Jakie skarby skrywa moja kosmetyczka.

Widać, że słynna promocja o której można przeczytać na prawie każdym blogu ruszyła. Mnie ona nie interesuje, bo po co mi kolejna zalegająca na dnie szuflady szminka, kolejny tusz, kolejna paleta cieni itd. Niedawno pozbyłam się wszystkich nieużywanych kosmetyków i jestem z siebie bardzo dumna. W mojej kosmetyczce panuje minimalizm i porządek. Zdecydowaną większość kosmetyków kupuję on-line, gdzie są dużo lepsze promocje, niż stacjonarnie. Poza tym mam pewność, że otrzymuję świeży kosmetyk, a nie wymacany na wszystkie strony.
Najczęściej zaglądam na stronę sklepu iperfumy.pl i jestem bardzo zadowolona z zakupów. Szybko, sprawnie, bez problemów.

Co skrywa moja kosmetyczka? Odpowiedz jest prosta: wszystkie najpotrzebniejsze kosmetyki. 
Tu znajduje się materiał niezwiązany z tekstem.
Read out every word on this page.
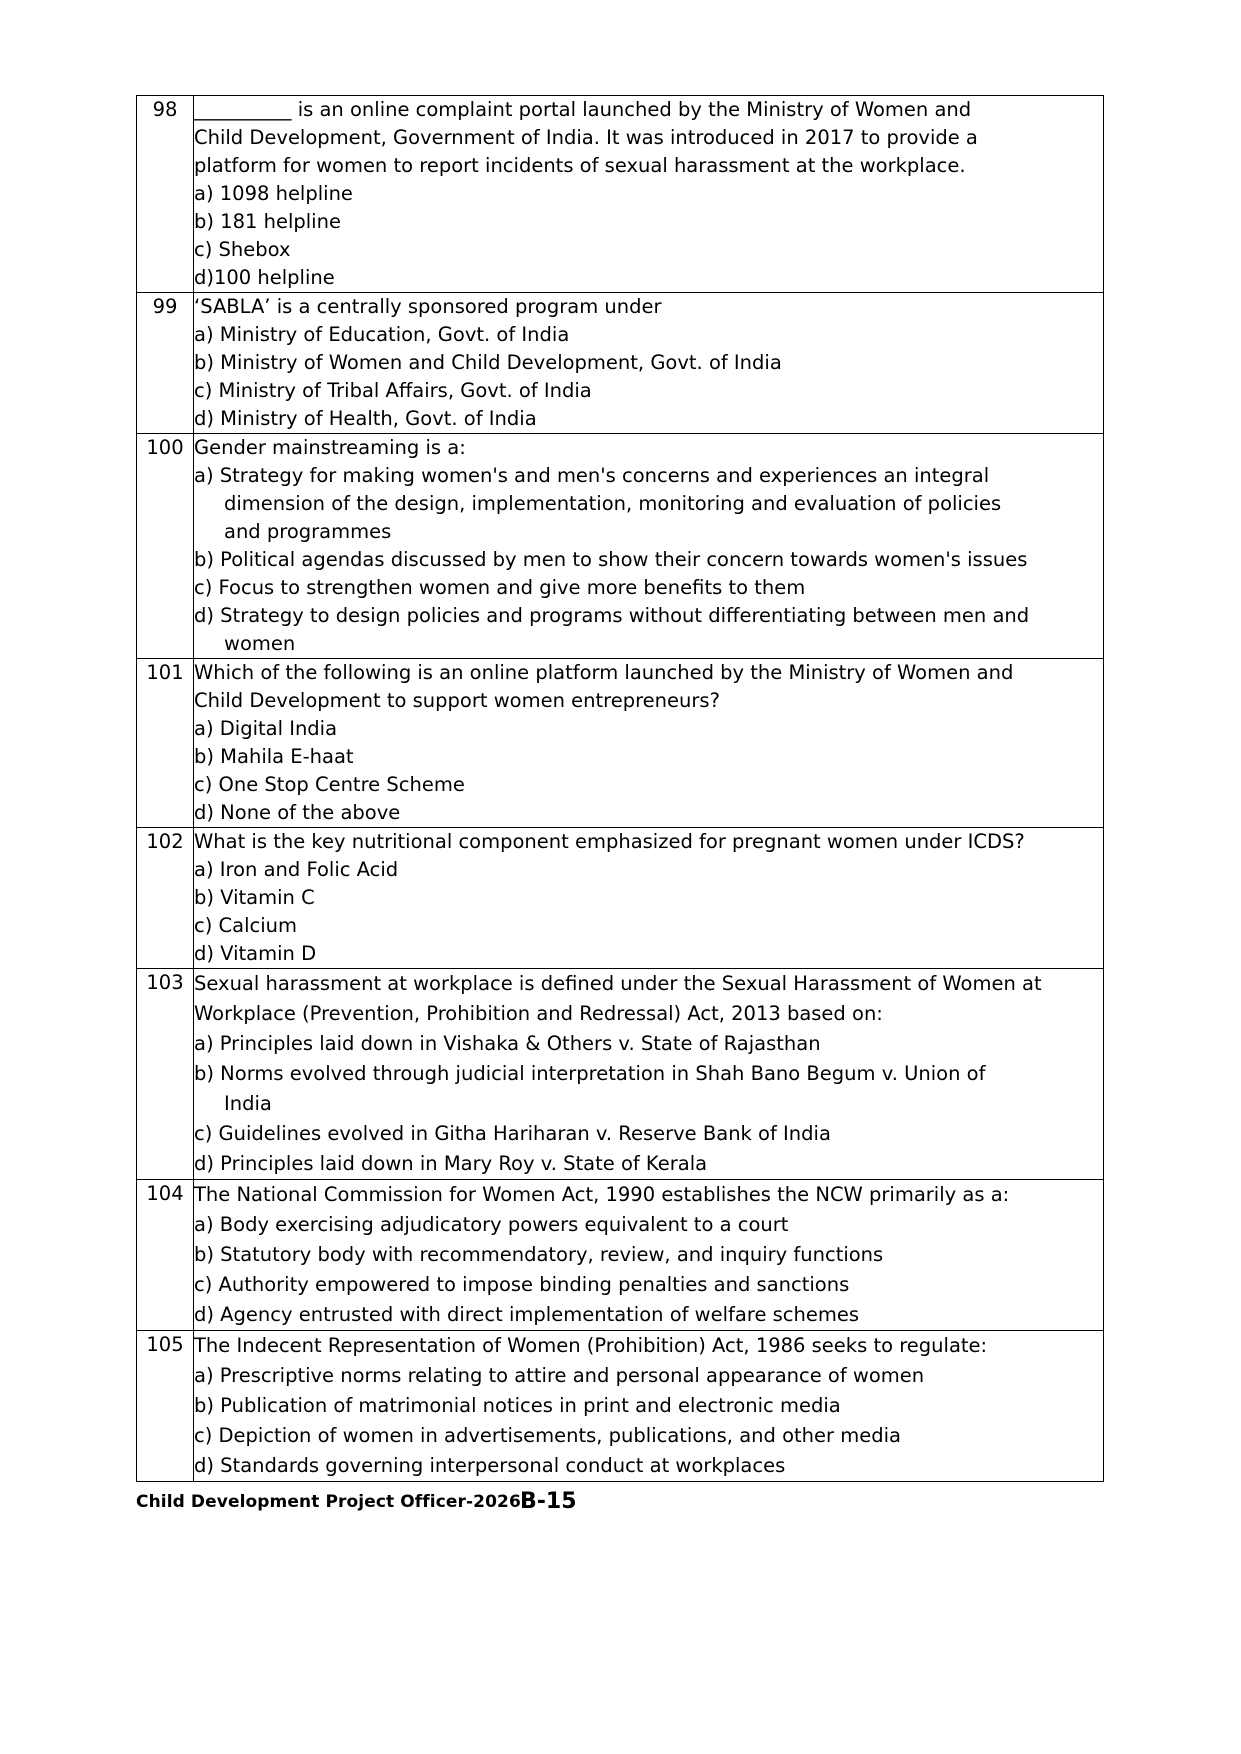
98	__________ is an online complaint portal launched by the Ministry of Women and
Child Development, Government of India. It was introduced in 2017 to provide a
platform for women to report incidents of sexual harassment at the workplace.
a) 1098 helpline
b) 181 helpline
c) Shebox
d)100 helpline

99	‘SABLA’ is a centrally sponsored program under
a) Ministry of Education, Govt. of India
b) Ministry of Women and Child Development, Govt. of India
c) Ministry of Tribal Affairs, Govt. of India
d) Ministry of Health, Govt. of India

100	Gender mainstreaming is a:
a) Strategy for making women's and men's concerns and experiences an integral
dimension of the design, implementation, monitoring and evaluation of policies
and programmes
b) Political agendas discussed by men to show their concern towards women's issues
c) Focus to strengthen women and give more benefits to them
d) Strategy to design policies and programs without differentiating between men and
women

101	Which of the following is an online platform launched by the Ministry of Women and
Child Development to support women entrepreneurs?
a) Digital India
b) Mahila E-haat
c) One Stop Centre Scheme
d) None of the above

102	What is the key nutritional component emphasized for pregnant women under ICDS?
a) Iron and Folic Acid
b) Vitamin C
c) Calcium
d) Vitamin D

103	Sexual harassment at workplace is defined under the Sexual Harassment of Women at
Workplace (Prevention, Prohibition and Redressal) Act, 2013 based on:
a) Principles laid down in Vishaka & Others v. State of Rajasthan
b) Norms evolved through judicial interpretation in Shah Bano Begum v. Union of
India
c) Guidelines evolved in Githa Hariharan v. Reserve Bank of India
d) Principles laid down in Mary Roy v. State of Kerala

104	The National Commission for Women Act, 1990 establishes the NCW primarily as a:
a) Body exercising adjudicatory powers equivalent to a court
b) Statutory body with recommendatory, review, and inquiry functions
c) Authority empowered to impose binding penalties and sanctions
d) Agency entrusted with direct implementation of welfare schemes

105	The Indecent Representation of Women (Prohibition) Act, 1986 seeks to regulate:
a) Prescriptive norms relating to attire and personal appearance of women
b) Publication of matrimonial notices in print and electronic media
c) Depiction of women in advertisements, publications, and other media
d) Standards governing interpersonal conduct at workplaces
Child Development Project Officer-2026 B-15
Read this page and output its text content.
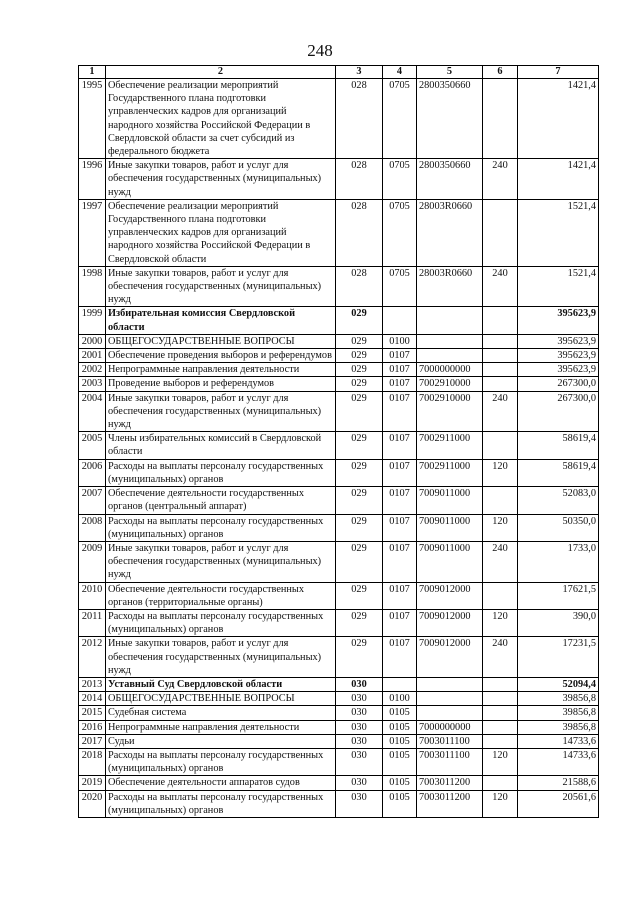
248
1	2	3	4	5	6	7
1995	Обеспечение реализации мероприятий Государственного плана подготовки управленческих кадров для организаций народного хозяйства Российской Федерации в Свердловской области за счет субсидий из федерального бюджета	028	0705	2800350660		1421,4
1996	Иные закупки товаров, работ и услуг для обеспечения государственных (муниципальных) нужд	028	0705	2800350660	240	1421,4
1997	Обеспечение реализации мероприятий Государственного плана подготовки управленческих кадров для организаций народного хозяйства Российской Федерации в Свердловской области	028	0705	28003R0660		1521,4
1998	Иные закупки товаров, работ и услуг для обеспечения государственных (муниципальных) нужд	028	0705	28003R0660	240	1521,4
1999	Избирательная комиссия Свердловской области	029				395623,9
2000	ОБЩЕГОСУДАРСТВЕННЫЕ ВОПРОСЫ	029	0100			395623,9
2001	Обеспечение проведения выборов и референдумов	029	0107			395623,9
2002	Непрограммные направления деятельности	029	0107	7000000000		395623,9
2003	Проведение выборов и референдумов	029	0107	7002910000		267300,0
2004	Иные закупки товаров, работ и услуг для обеспечения государственных (муниципальных) нужд	029	0107	7002910000	240	267300,0
2005	Члены избирательных комиссий в Свердловской области	029	0107	7002911000		58619,4
2006	Расходы на выплаты персоналу государственных (муниципальных) органов	029	0107	7002911000	120	58619,4
2007	Обеспечение деятельности государственных органов (центральный аппарат)	029	0107	7009011000		52083,0
2008	Расходы на выплаты персоналу государственных (муниципальных) органов	029	0107	7009011000	120	50350,0
2009	Иные закупки товаров, работ и услуг для обеспечения государственных (муниципальных) нужд	029	0107	7009011000	240	1733,0
2010	Обеспечение деятельности государственных органов (территориальные органы)	029	0107	7009012000		17621,5
2011	Расходы на выплаты персоналу государственных (муниципальных) органов	029	0107	7009012000	120	390,0
2012	Иные закупки товаров, работ и услуг для обеспечения государственных (муниципальных) нужд	029	0107	7009012000	240	17231,5
2013	Уставный Суд Свердловской области	030				52094,4
2014	ОБЩЕГОСУДАРСТВЕННЫЕ ВОПРОСЫ	030	0100			39856,8
2015	Судебная система	030	0105			39856,8
2016	Непрограммные направления деятельности	030	0105	7000000000		39856,8
2017	Судьи	030	0105	7003011100		14733,6
2018	Расходы на выплаты персоналу государственных (муниципальных) органов	030	0105	7003011100	120	14733,6
2019	Обеспечение деятельности аппаратов судов	030	0105	7003011200		21588,6
2020	Расходы на выплаты персоналу государственных (муниципальных) органов	030	0105	7003011200	120	20561,6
Twarz: Podkład i puder: Catrice all matt plus. Z tego duetu jestem bardzo zadowolona i gdy mi się skończy na pewno dokonam ponownego zakupu. Planuję w najbliższym czasie wypróbować nowość catrice płynny podkład HD Liquid Coverage. Czytałam już wiele pozytywnych wpisów i gdy tylko będę gdzieś w drogerii przyjrzę się mu bliżej. Mam jeszcze końcówkę podkładu Lirene no mask. Więcej podkładów nie posiadam. Korektor mam jeden z Maybelline i czasem go stosuję. Moja skóra nie potrzebuje jakiegoś wielkiego krycia, dlatego moje minimum jest dla mnie wystarczające. 
Róż, bronzer, rozświetlacz: W tym temacie prym wiodą produkty takich marek, jak Kobo i My secret. Bardzo ładnie podkreślają kości policzkowe, skóra wygląda promiennie i świeżo. 
Oczy: Paleta cieni, tusz i inne produkty do oczu. Pozbyłam się wszystkich pojedynczych zalegających ceni, oraz niewielkich palet na rzecz theBalm Nude Dude . W tej palecie mam wszytko czego potrzebuję, począwszy od super jakości, dobrej pigmentację, po rewelacyjne kolory pasujące na każdą okazję. Tusze mam dwa. Jeden z Yves Rocher, który ma tradycyjną szczoteczkę i po niego najczęściej sięgam oraz słynny Lash Sensational Maybelline. Brwi i kreskę maluję kredkami z Prestige Cosmetics.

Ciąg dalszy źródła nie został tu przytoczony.